Итак, нужна культура общения с телеэкраном, потому что изгнать его из жизни и невозможно, и нерационально. Ведь гигантское множество разнообразных ситуаций с колоссальным количеством предметов мы познаем именно благодаря телевидению. А значит, как ни парадоксально, расширяем тем самым масштабы слов.
Ведь когда искусственный язык пытается дать определение слову «стул», он безуспешно жаждет перечислить формальные признаки предмета. А естественный язык определяет в первую очередь (и примеров этому можно тысячами брать из словарей, хотя бы словаря Даля) функцию: «Род мебели для сиденья, со спинкой (на одного человека)». Вот она, ситуация.
Кому-то такой подход может показаться уж очень детским: «Стул – это, то, на чем сидят, стол – это то, за чем едят...» Но опять же лингвисты называют денотатами любые реальные или воображаемые объекты, которые могут иметь обозначения в языке, причем «денотат <...> не есть конкретный телесный предмет, а ситуационное (выделено мною – В.Д.) представление о нем».

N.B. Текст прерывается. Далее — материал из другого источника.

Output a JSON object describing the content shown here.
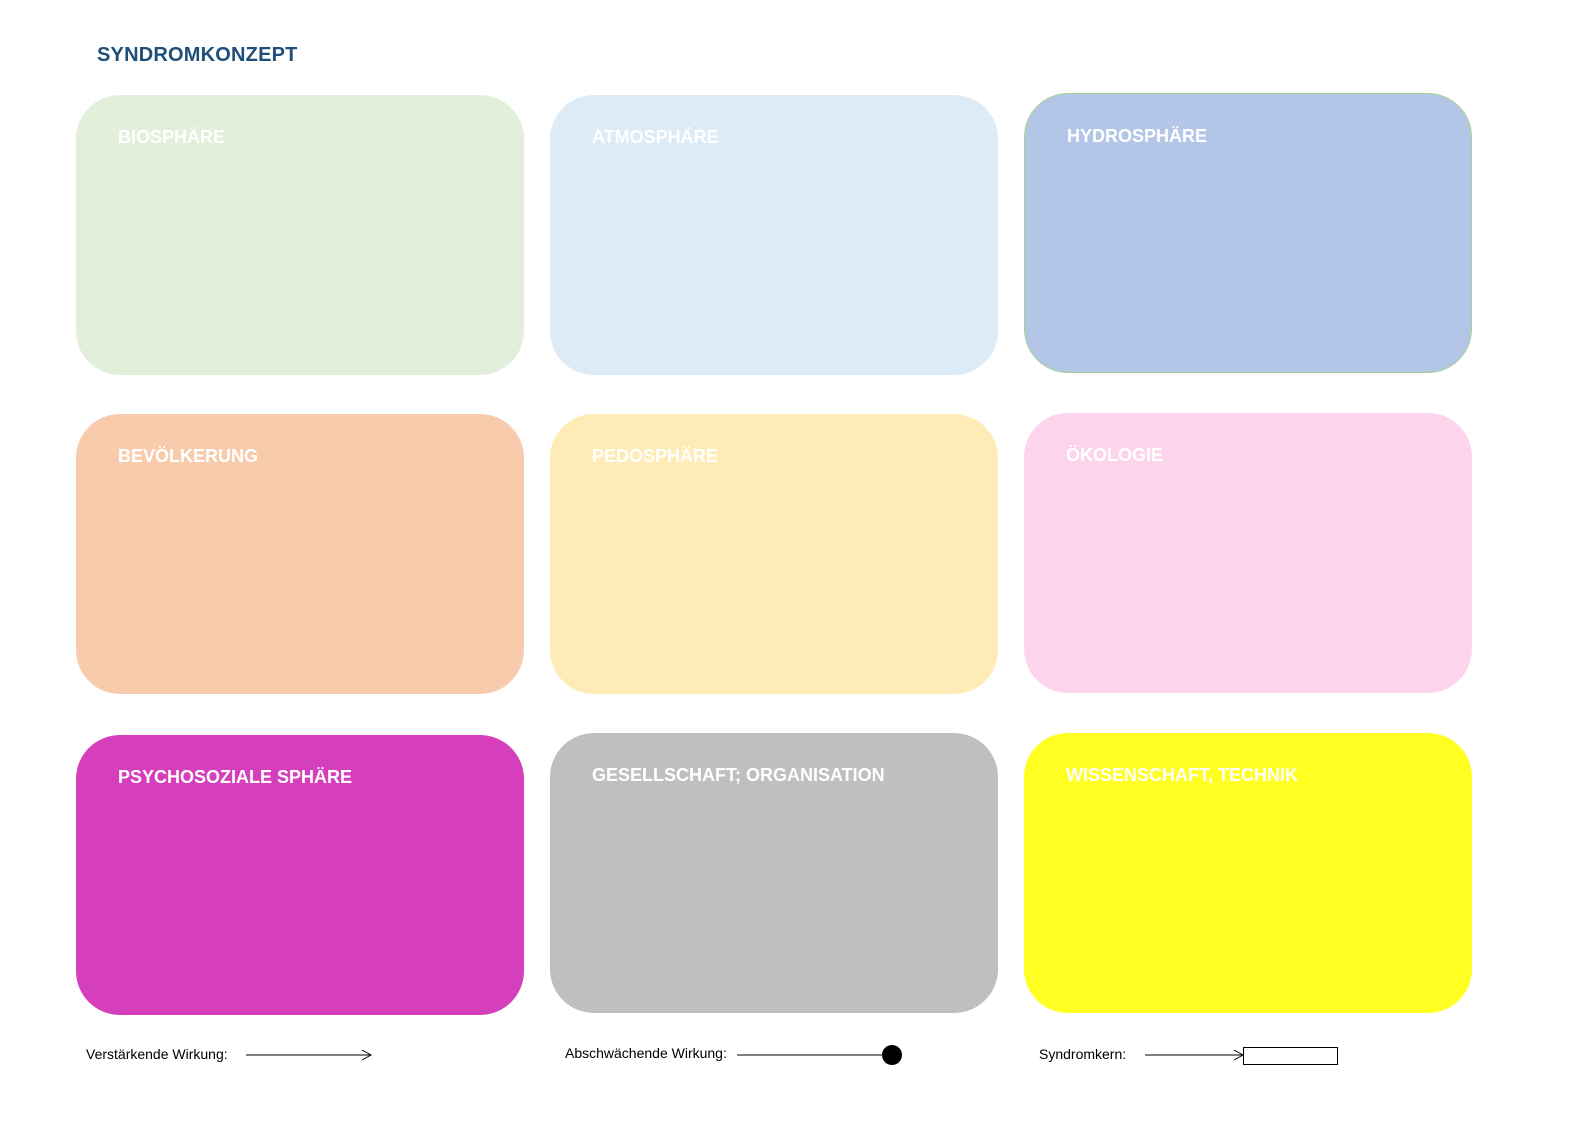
{
  "title": "SYNDROMKONZEPT",
  "boxes": [
    {
      "label": "BIOSPHÄRE",
      "color": "#e2efda"
    },
    {
      "label": "ATMOSPHÄRE",
      "color": "#ddebf7"
    },
    {
      "label": "HYDROSPHÄRE",
      "color": "#b4c6e7",
      "border": "#a9d18e"
    },
    {
      "label": "BEVÖLKERUNG",
      "color": "#f8cbad"
    },
    {
      "label": "PEDOSPHÄRE",
      "color": "#ffebb5"
    },
    {
      "label": "ÖKOLOGIE",
      "color": "#fcd5ec"
    },
    {
      "label": "PSYCHOSOZIALE SPHÄRE",
      "color": "#d63fbb"
    },
    {
      "label": "GESELLSCHAFT; ORGANISATION",
      "color": "#bfbfbf"
    },
    {
      "label": "WISSENSCHAFT, TECHNIK",
      "color": "#ffff22"
    }
  ],
  "legend": {
    "amplifying": "Verstärkende Wirkung:",
    "weakening": "Abschwächende Wirkung:",
    "core": "Syndromkern:"
  }
}
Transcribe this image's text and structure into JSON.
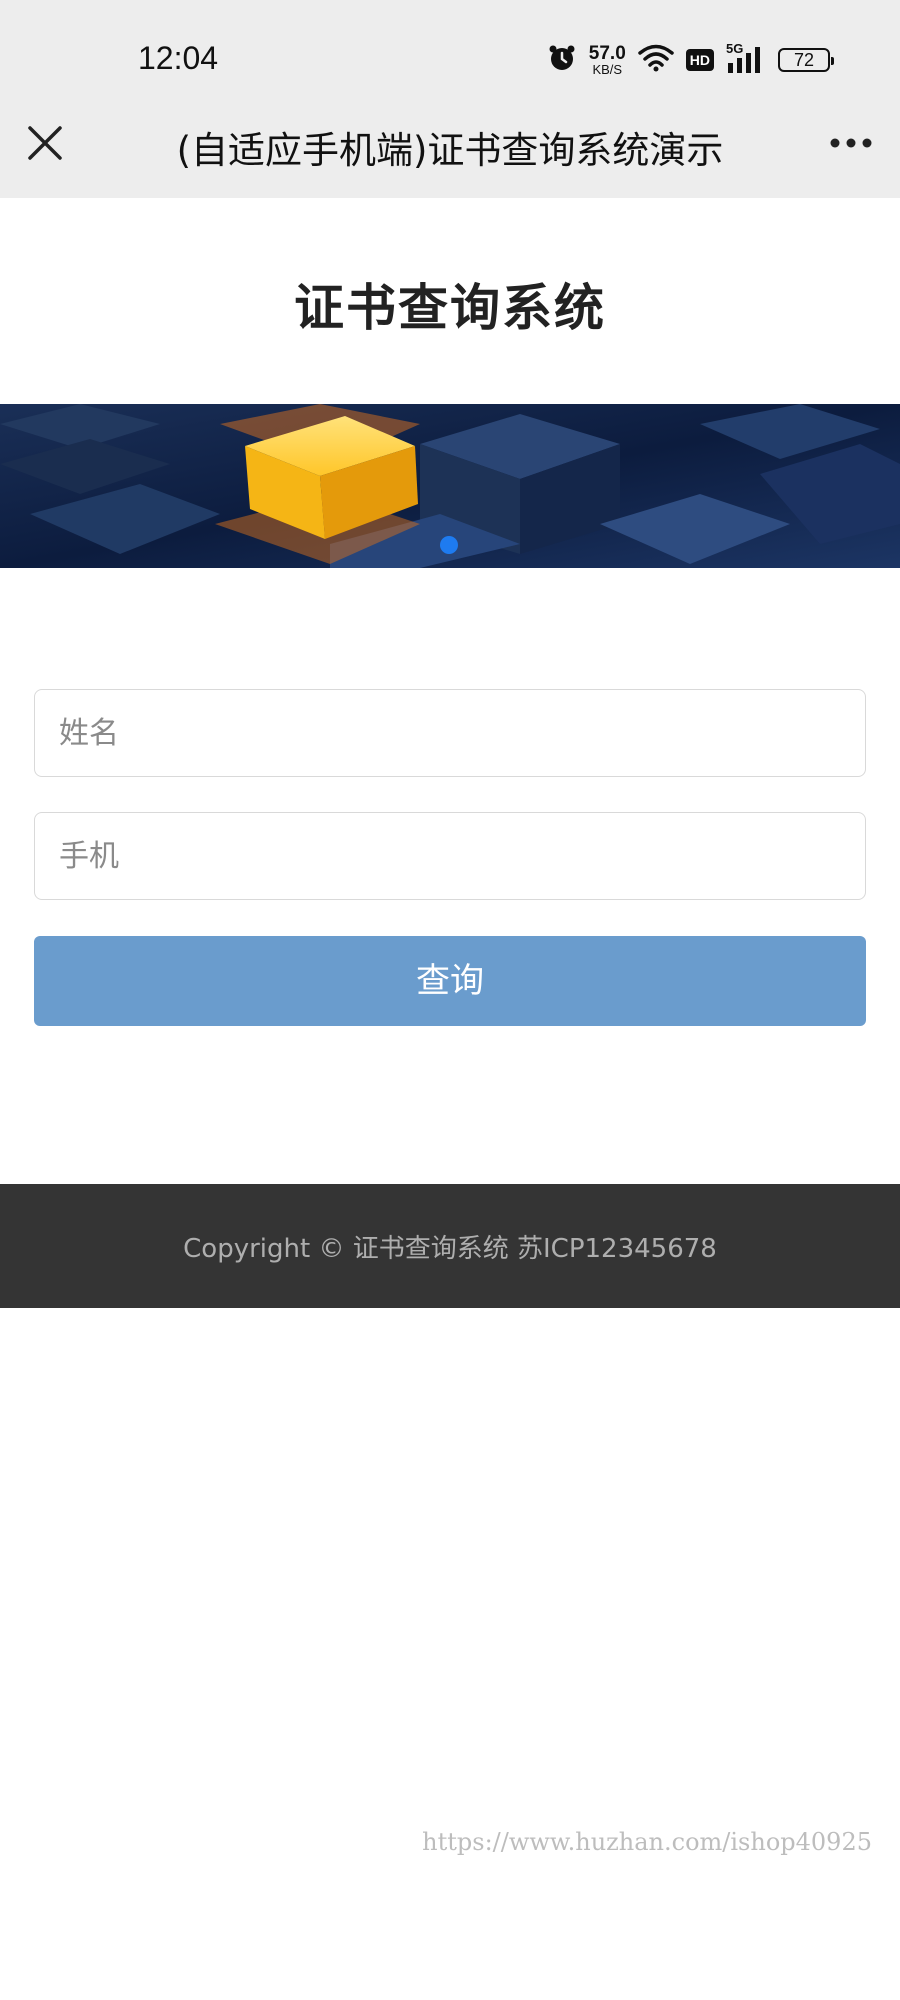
{
  "status_bar": {
    "time": "12:04",
    "net_speed_value": "57.0",
    "net_speed_unit": "KB/S",
    "network": "5G",
    "hd_badge": "HD",
    "battery": "72"
  },
  "nav": {
    "title": "(自适应手机端)证书查询系统演示"
  },
  "page": {
    "heading": "证书查询系统"
  },
  "form": {
    "name_placeholder": "姓名",
    "phone_placeholder": "手机",
    "submit_label": "查询",
    "submit_color": "#6a9ccd"
  },
  "footer": {
    "text": "Copyright © 证书查询系统 苏ICP12345678"
  },
  "watermark": "https://www.huzhan.com/ishop40925",
  "icons": [
    "alarm-icon",
    "wifi-icon",
    "signal-icon",
    "battery-icon",
    "close-icon",
    "more-icon"
  ]
}
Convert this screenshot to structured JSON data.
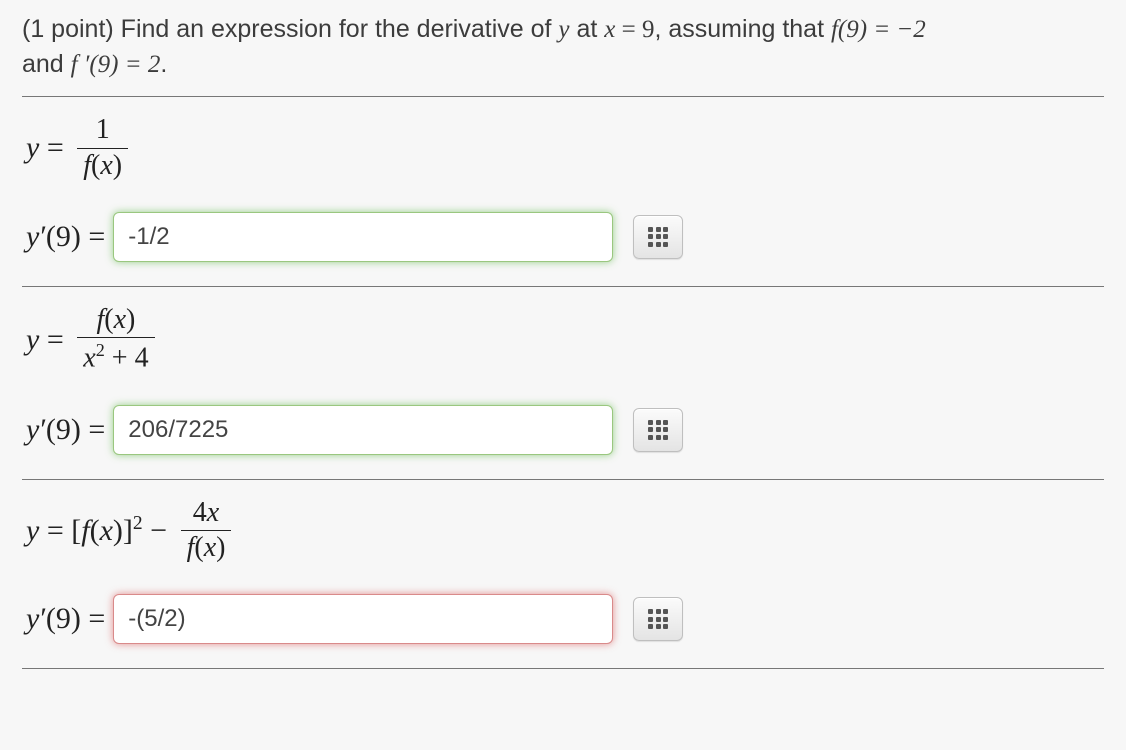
{
  "question": {
    "points_prefix": "(1 point) ",
    "text_before_y": "Find an expression for the derivative of ",
    "var_y": "y",
    "text_at": " at ",
    "var_x": "x",
    "eq1": " = 9",
    "text_assuming": ", assuming that ",
    "f9": "f(9) = −2",
    "text_and": " and ",
    "fprime9": "f ′(9) = 2",
    "period": "."
  },
  "parts": [
    {
      "expr_lhs": "y = ",
      "frac_num": "1",
      "frac_den": "f(x)",
      "answer_label": "y′(9) = ",
      "answer_value": "-1/2",
      "status": "correct"
    },
    {
      "expr_lhs": "y = ",
      "frac_num": "f(x)",
      "frac_den_html": "x² + 4",
      "answer_label": "y′(9) = ",
      "answer_value": "206/7225",
      "status": "correct"
    },
    {
      "expr_lhs_html": "y = [f(x)]² − ",
      "frac_num": "4x",
      "frac_den": "f(x)",
      "answer_label": "y′(9) = ",
      "answer_value": "-(5/2)",
      "status": "incorrect"
    }
  ]
}
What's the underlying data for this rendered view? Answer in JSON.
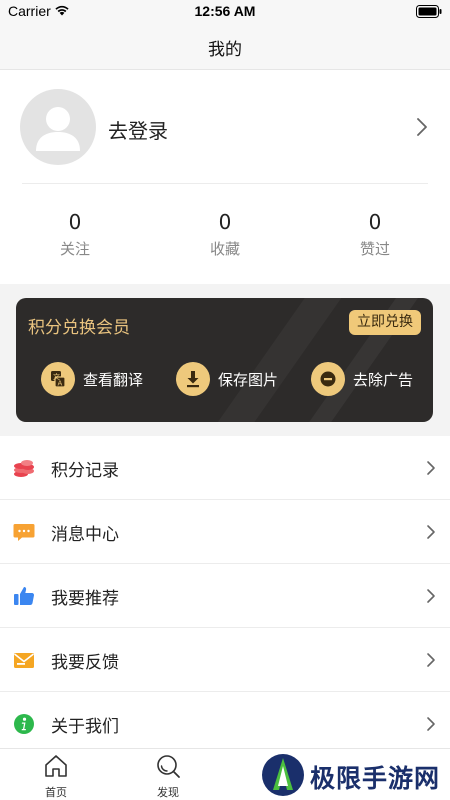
{
  "status_bar": {
    "carrier": "Carrier",
    "time": "12:56 AM"
  },
  "nav": {
    "title": "我的"
  },
  "profile": {
    "login_label": "去登录"
  },
  "stats": [
    {
      "value": "0",
      "label": "关注"
    },
    {
      "value": "0",
      "label": "收藏"
    },
    {
      "value": "0",
      "label": "赞过"
    }
  ],
  "vip": {
    "title": "积分兑换会员",
    "exchange_label": "立即兑换",
    "features": [
      {
        "label": "查看翻译",
        "icon": "translate-icon"
      },
      {
        "label": "保存图片",
        "icon": "download-icon"
      },
      {
        "label": "去除广告",
        "icon": "remove-ad-icon"
      }
    ]
  },
  "menu": [
    {
      "label": "积分记录",
      "icon": "coins-icon",
      "color": "#e8434f"
    },
    {
      "label": "消息中心",
      "icon": "message-icon",
      "color": "#f7a233"
    },
    {
      "label": "我要推荐",
      "icon": "thumbs-up-icon",
      "color": "#3b86f0"
    },
    {
      "label": "我要反馈",
      "icon": "feedback-mail-icon",
      "color": "#f5a623"
    },
    {
      "label": "关于我们",
      "icon": "info-icon",
      "color": "#2db84c"
    }
  ],
  "tabs": [
    {
      "label": "首页",
      "icon": "home-icon"
    },
    {
      "label": "发现",
      "icon": "discover-search-icon"
    }
  ],
  "watermark": {
    "text": "极限手游网"
  },
  "colors": {
    "accent_gold": "#eec97c",
    "vip_bg": "#2d2b2a"
  }
}
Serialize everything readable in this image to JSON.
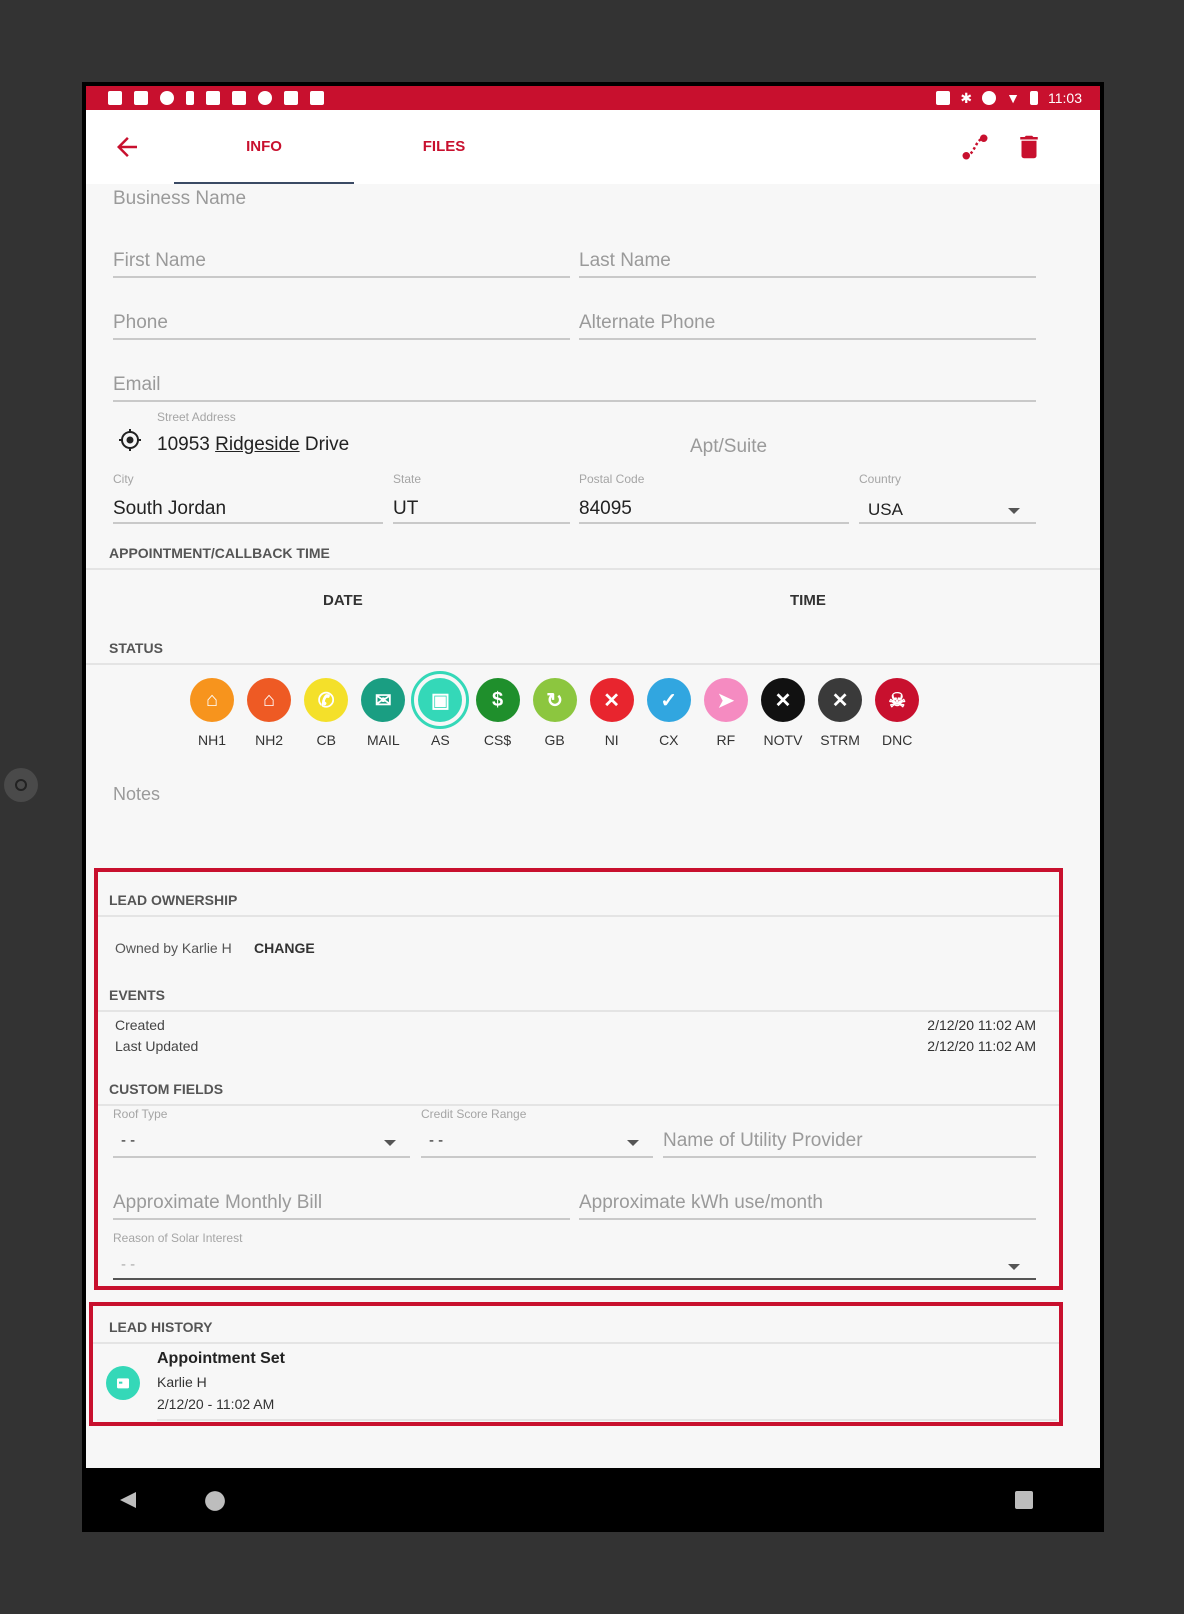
{
  "status_bar": {
    "time": "11:03"
  },
  "tabs": [
    {
      "label": "INFO"
    },
    {
      "label": "FILES"
    }
  ],
  "form": {
    "business_name": "Business Name",
    "first_name": "First Name",
    "last_name": "Last Name",
    "phone": "Phone",
    "alternate_phone": "Alternate Phone",
    "email": "Email",
    "street_label": "Street Address",
    "street_value_num": "10953",
    "street_value_name": "Ridgeside",
    "street_value_suffix": "Drive",
    "apt": "Apt/Suite",
    "city_label": "City",
    "city_value": "South Jordan",
    "state_label": "State",
    "state_value": "UT",
    "postal_label": "Postal Code",
    "postal_value": "84095",
    "country_label": "Country",
    "country_value": "USA"
  },
  "appointment": {
    "title": "APPOINTMENT/CALLBACK TIME",
    "date": "DATE",
    "time": "TIME"
  },
  "status": {
    "title": "STATUS",
    "items": [
      {
        "label": "NH1",
        "color": "#f7941d",
        "icon": "home-icon"
      },
      {
        "label": "NH2",
        "color": "#ee5a24",
        "icon": "home-icon"
      },
      {
        "label": "CB",
        "color": "#f4e02a",
        "icon": "phone-icon"
      },
      {
        "label": "MAIL",
        "color": "#1a9e82",
        "icon": "mail-icon"
      },
      {
        "label": "AS",
        "color": "#34d8b8",
        "icon": "calendar-icon"
      },
      {
        "label": "CS$",
        "color": "#1f8f2c",
        "icon": "dollar-icon"
      },
      {
        "label": "GB",
        "color": "#8cc63f",
        "icon": "refresh-icon"
      },
      {
        "label": "NI",
        "color": "#e8252e",
        "icon": "x-icon"
      },
      {
        "label": "CX",
        "color": "#31a6e0",
        "icon": "check-icon"
      },
      {
        "label": "RF",
        "color": "#f58bc1",
        "icon": "send-icon"
      },
      {
        "label": "NOTV",
        "color": "#111111",
        "icon": "x-icon"
      },
      {
        "label": "STRM",
        "color": "#3a3a3a",
        "icon": "x-icon"
      },
      {
        "label": "DNC",
        "color": "#c8102e",
        "icon": "skull-icon"
      }
    ]
  },
  "notes": "Notes",
  "ownership": {
    "title": "LEAD OWNERSHIP",
    "owned_by": "Owned by Karlie H",
    "change": "CHANGE"
  },
  "events": {
    "title": "EVENTS",
    "rows": [
      {
        "label": "Created",
        "value": "2/12/20 11:02 AM"
      },
      {
        "label": "Last Updated",
        "value": "2/12/20 11:02 AM"
      }
    ]
  },
  "custom_fields": {
    "title": "CUSTOM FIELDS",
    "roof_label": "Roof Type",
    "roof_value": "- -",
    "credit_label": "Credit Score Range",
    "credit_value": "- -",
    "utility": "Name of Utility Provider",
    "bill": "Approximate Monthly Bill",
    "kwh": "Approximate kWh use/month",
    "reason_label": "Reason of Solar Interest",
    "reason_value": "- -"
  },
  "history": {
    "title": "LEAD HISTORY",
    "event": "Appointment Set",
    "user": "Karlie H",
    "when": "2/12/20 - 11:02 AM"
  },
  "colors": {
    "brand": "#c8102e",
    "accent": "#34d8b8"
  }
}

Именно в силу ситуационности естественная речь называет стулом и настоящий стул, с мебельной фабрики, и какой-нибудь ящик или камень, да вообще любое подходящее место для сидения, лишь бы зрительная (то есть разворачивающаяся в пространстве и во времени) картина позволила это сделать.
– Извините! – слышу я возражения. – Есть масса слов и выражений, для которых не найти зрительного образа: «постоянная Планка», «дифференциал», «спин электрона» и тысячи иных терминов науки!
Верно, таких слов предостаточно. Но мы уже говорили, что даже физики-теоретики, изъясняющиеся на языке абстрактнейших формул, стремятся переводить свои «работающие» абстракции в «неработающие» зрительные, чувственные модели. Вспомогательный зрительный образ бывает совершенно необходим для обучения, и «спин» превращается в быстро вращающийся игрушечный волчок. В книгах по высшей математике, предназначенных для начинающих, читатель встречаетмся со множеством чертежей, единственная цель которых – быть мостиком между абстракцией и чувством.
Абстрактное мышление немыслимо без слов. «Лингвистическое превосходство левого полушария имеет, повидимому, анатомическую основу», – читаем мы в авторитетной книге «Мозг». Действительно, у большинства певчих птиц левая половина мозга более важна для пения; у японских макак, живущих в высокогорье и легко переносящих снежные зимы, левое полушарие является ведущим при восприятии криков, которыми эти необычайно говорливые обезьяны обмениваются; есть и другие данные в пользу того, что существует сильная связь между способностью к восприятию и «производству» звуков и левым полушарием как механизмом. Так что когда произошел качественный скачок и появилось абстрактное мышление как высшая, чисто человеческая форма мышления, не видится ничего удивительного в том, что пристанищем этого мышления стало именно левое полушарие.
Качественные скачки возникают непременно на основе каких-то количественных изменений некоторой материальной основы. А о ней Фридрих Энгельс (несмотря на свой марксизм, широко образованный человек и отличный популяризатор науки) писал: «Нам общи с животными все виды рассудочной деятельности: и н д у к ц и я, дедукция, следовательно, также абстрагирование <...> анализ незнакомых предметов (уже разбивание ореха есть начало анализа) синтез (в случае хитрых проделок у животных), и, в качестве соединения обоих, эсперимент (в случае новых препятствий и при затруднительных положениях). По типу все эти методы – стало быть, все признаваемые обычной логикой средства научного исследования – совершенно одинаковы у человека и у высших животных. Только по степени (по развитию соответствующего метода) они различны».